The questions that arise from the issue of the legal name of the senatorial district as raised by Akpan for the determination of the Court of Appeal are: If the result sheet presented by Albert Akpan bearing Uyo Senatorial District is the authentic result, could it mean that the PDP forgot the correct legal name of the constituency it conducted the primary election into or if Uyo Senatorial District is unknown in law, what is the effect of that on the election result sheet carrying that name presented by Albert Akpan?

However, in his own brief settled by his legal team headed by Taiwo Abe, Hon Bassey Akpan first traced the history of the case to show how Mr Albert Akpan had made spirited efforts to frustrate early hearing of the appeal before he urged the court to dismiss the entire appeal in limine based on the fact that the appeal relied on by Albert in the court was incompetent.

He specifically argued that the appeal had no notice of appeal and therefore the appeal could not be countenanced by the Appeal Court..

In the preliminary objection he filed to canvass the point, Bassey Etim’s lawyer argued: “My Lords, a careful study of the records of appeal, taking into consideration when they were entered in the registry of this Honourable Court, the filing of the various notices of appeal and how they were transmitted will reveal that there is virtually no appeal before this Honourable Court. This is so because the only extant and proper notice of appeal is the notice of appeal filed on the 27th day of February 2017 which my lords will find at pages 2150-2152 of Volume 3 of the record of appeal entered on 10/03/2017

“Unfortunately for the appellant, his brief of argument is based on the notice of appeal filed on 17/05/2017 which is not properly before this Honourable Court and is not a notice of the instant appeal. Maybe, a notice of another appeal.

“We submit with due respect to the appellant that having not sought for leave to do so, the notice of appeal filed on 17/05/2017 on the basis of which this appeal is anchored is thus incompetent and ought to be struck out. The appellant cannot base his brief on an incompetent notice of appeal,” the legal team argued.

Bassey Etim however said that in the event the objection is overruled, he joined issues with Akpan and formulated two fundamental issues out of what he called “the 18 repetitive, verbose, narrative and argumentative grounds of appeal” for the court to decide

In summary, he argued that contrary to the claim by Akpan, he said he was an aspirant who participated in the PDP’s primary election which took place on December 7, 2014 at the Uyo Township Stadium and that he won that election overwhelmingly with 150 votes and that Albert Akpan who was a governorship aspirant was smuggled into the senatorial contest and was defeated as he came a distant 5th position with 27 votes in the primary election.

He also argued that contrary to Akpan’s argument, Exhibit 28 is unreliable and the learned trial judge was right in not relying on it and that the consequential orders made by the learned trial judge was proper as it gave effect to the declaration made while Exhibit 29 is also self-contradictory, discredited and unreliable and therefore the learned trial judge was right in not striking out paragrahs 4,5,6,7,8 and 9 of the plaintiff’s reply to the 1st and 3rd defendants’ statement of defence.
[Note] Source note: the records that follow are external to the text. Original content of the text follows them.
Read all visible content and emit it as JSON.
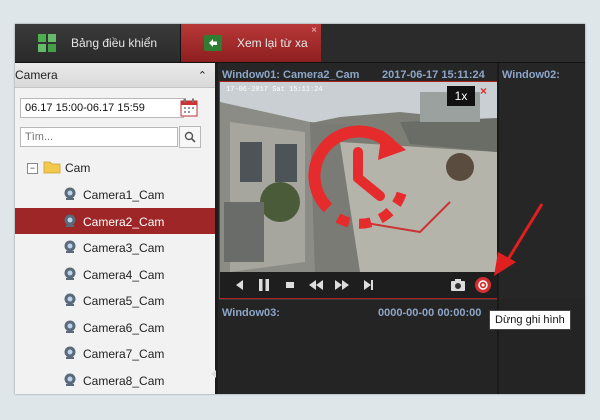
{
  "tabs": [
    {
      "label": "Bảng điều khiển",
      "icon": "grid-icon"
    },
    {
      "label": "Xem lại từ xa",
      "icon": "playback-return-icon",
      "close": "×"
    }
  ],
  "sidebar": {
    "title": "Camera",
    "collapse_glyph": "⌃",
    "date_range": "06.17 15:00-06.17 15:59",
    "search_placeholder": "Tìm...",
    "tree_root": {
      "toggle": "−",
      "label": "Cam"
    },
    "cameras": [
      {
        "label": "Camera1_Cam",
        "selected": false
      },
      {
        "label": "Camera2_Cam",
        "selected": true
      },
      {
        "label": "Camera3_Cam",
        "selected": false
      },
      {
        "label": "Camera4_Cam",
        "selected": false
      },
      {
        "label": "Camera5_Cam",
        "selected": false
      },
      {
        "label": "Camera6_Cam",
        "selected": false
      },
      {
        "label": "Camera7_Cam",
        "selected": false
      },
      {
        "label": "Camera8_Cam",
        "selected": false
      }
    ]
  },
  "windows": {
    "w1": {
      "title": "Window01: Camera2_Cam",
      "time": "2017-06-17 15:11:24",
      "speed": "1x",
      "close": "×",
      "osd": "17-06-2017 Sat 15:11:24"
    },
    "w2": {
      "title": "Window02:"
    },
    "w3": {
      "title": "Window03:",
      "time": "0000-00-00 00:00:00"
    }
  },
  "tooltip": "Dừng ghi hình",
  "colors": {
    "accent_red": "#9e2626",
    "title_blue": "#8da6c8",
    "annotation_red": "#e02020"
  }
}
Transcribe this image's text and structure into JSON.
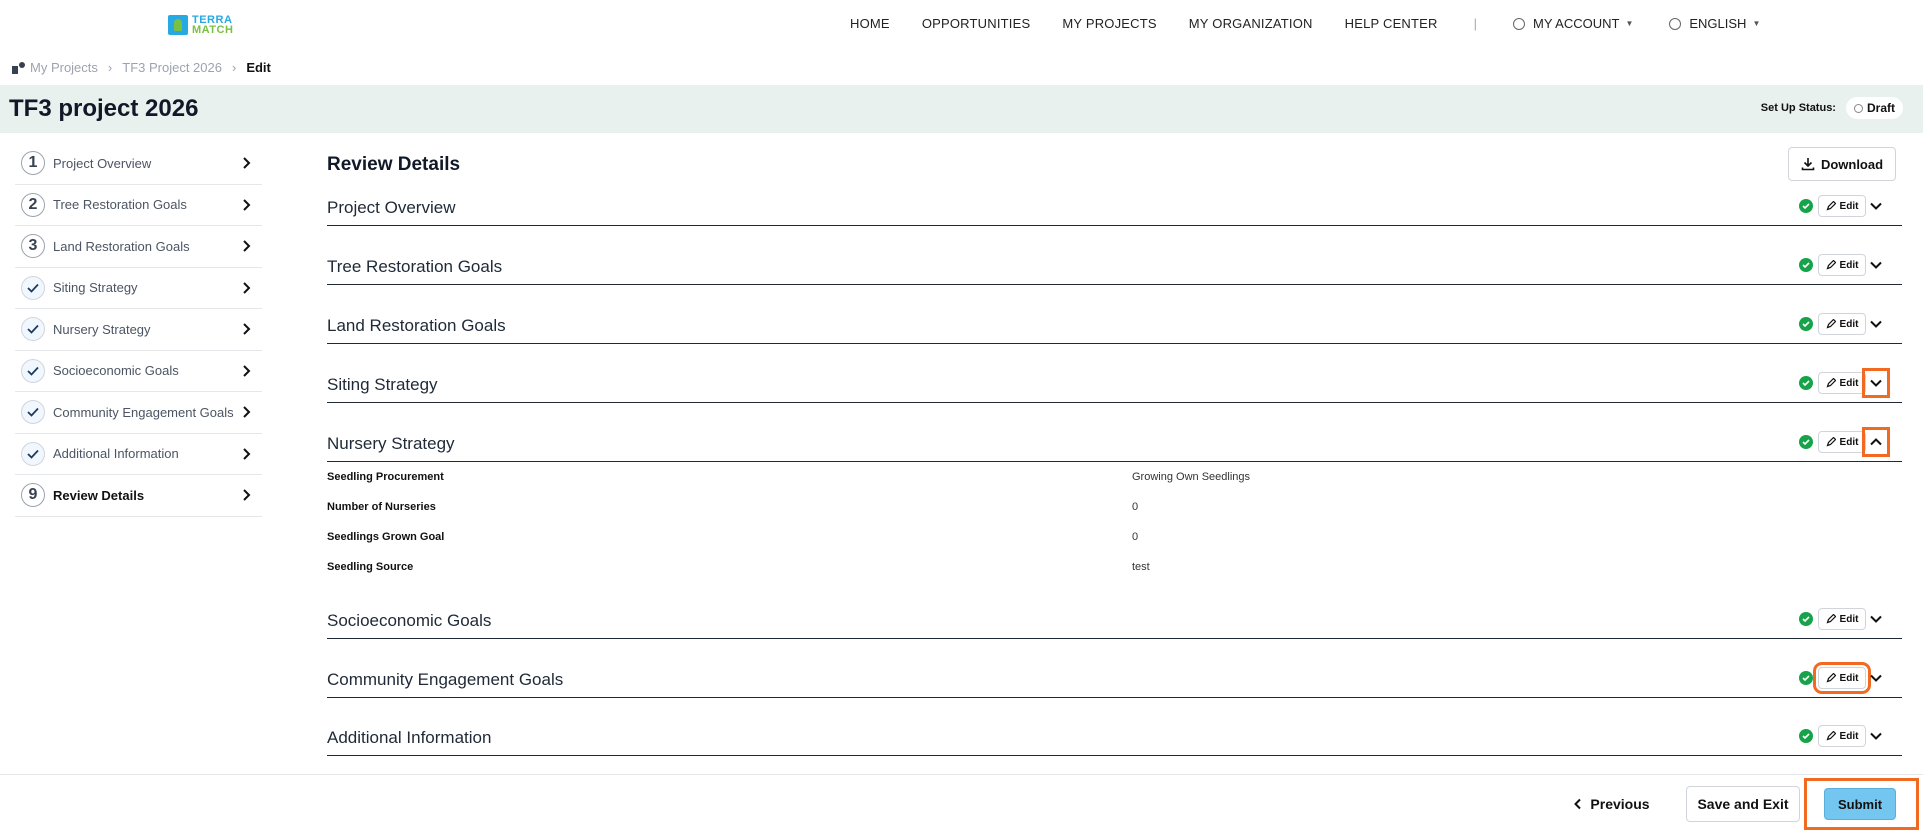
{
  "logo": {
    "line1": "TERRA",
    "line2": "MATCH"
  },
  "nav": {
    "links": [
      "HOME",
      "OPPORTUNITIES",
      "MY PROJECTS",
      "MY ORGANIZATION",
      "HELP CENTER"
    ],
    "separator": "|",
    "account": "MY ACCOUNT",
    "language": "ENGLISH"
  },
  "breadcrumb": {
    "items": [
      "My Projects",
      "TF3 Project 2026"
    ],
    "current": "Edit"
  },
  "page": {
    "title": "TF3 project 2026",
    "setup_label": "Set Up Status:",
    "status": "Draft"
  },
  "sidebar": {
    "steps": [
      {
        "marker": "1",
        "label": "Project Overview"
      },
      {
        "marker": "2",
        "label": "Tree Restoration Goals"
      },
      {
        "marker": "3",
        "label": "Land Restoration Goals"
      },
      {
        "marker": "check",
        "label": "Siting Strategy"
      },
      {
        "marker": "check",
        "label": "Nursery Strategy"
      },
      {
        "marker": "check",
        "label": "Socioeconomic Goals"
      },
      {
        "marker": "check",
        "label": "Community Engagement Goals"
      },
      {
        "marker": "check",
        "label": "Additional Information"
      },
      {
        "marker": "9",
        "label": "Review Details"
      }
    ]
  },
  "review": {
    "title": "Review Details",
    "download_label": "Download",
    "edit_label": "Edit",
    "sections": [
      {
        "title": "Project Overview",
        "expanded": false
      },
      {
        "title": "Tree Restoration Goals",
        "expanded": false
      },
      {
        "title": "Land Restoration Goals",
        "expanded": false
      },
      {
        "title": "Siting Strategy",
        "expanded": false
      },
      {
        "title": "Nursery Strategy",
        "expanded": true
      },
      {
        "title": "Socioeconomic Goals",
        "expanded": false
      },
      {
        "title": "Community Engagement Goals",
        "expanded": false
      },
      {
        "title": "Additional Information",
        "expanded": false
      }
    ],
    "nursery_details": [
      {
        "label": "Seedling Procurement",
        "value": "Growing Own Seedlings"
      },
      {
        "label": "Number of Nurseries",
        "value": "0"
      },
      {
        "label": "Seedlings Grown Goal",
        "value": "0"
      },
      {
        "label": "Seedling Source",
        "value": "test"
      }
    ]
  },
  "footer": {
    "previous": "Previous",
    "save_exit": "Save and Exit",
    "submit": "Submit"
  },
  "colors": {
    "accent": "#72c6ef",
    "success": "#16a34a",
    "highlight": "#f26a21",
    "title_bar_bg": "#e8f1ee"
  }
}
He finally argued that the judgment of the learned trial judge is founded on the evidence before him and the applicable laws to the subject matter, urging the court to uphold the preliminary objection raised by him and dismiss the suit or in the alternative decide the merit of the case in his favour.

The Peoples Democratic Party (PDP) which had earlier withdrawn its appeal in the case later filed an application to re-enter it.

The political party however did not adopt any brief of argument in the case as it agreed to be bound by whatever judgment is entered in the case based on the brief of argument of Albert Akpan.

The intermediate appellate court has however adjourned sine die for holistic consideration of all arguments in order to enter a well-considered judgment in the case which may come very soon.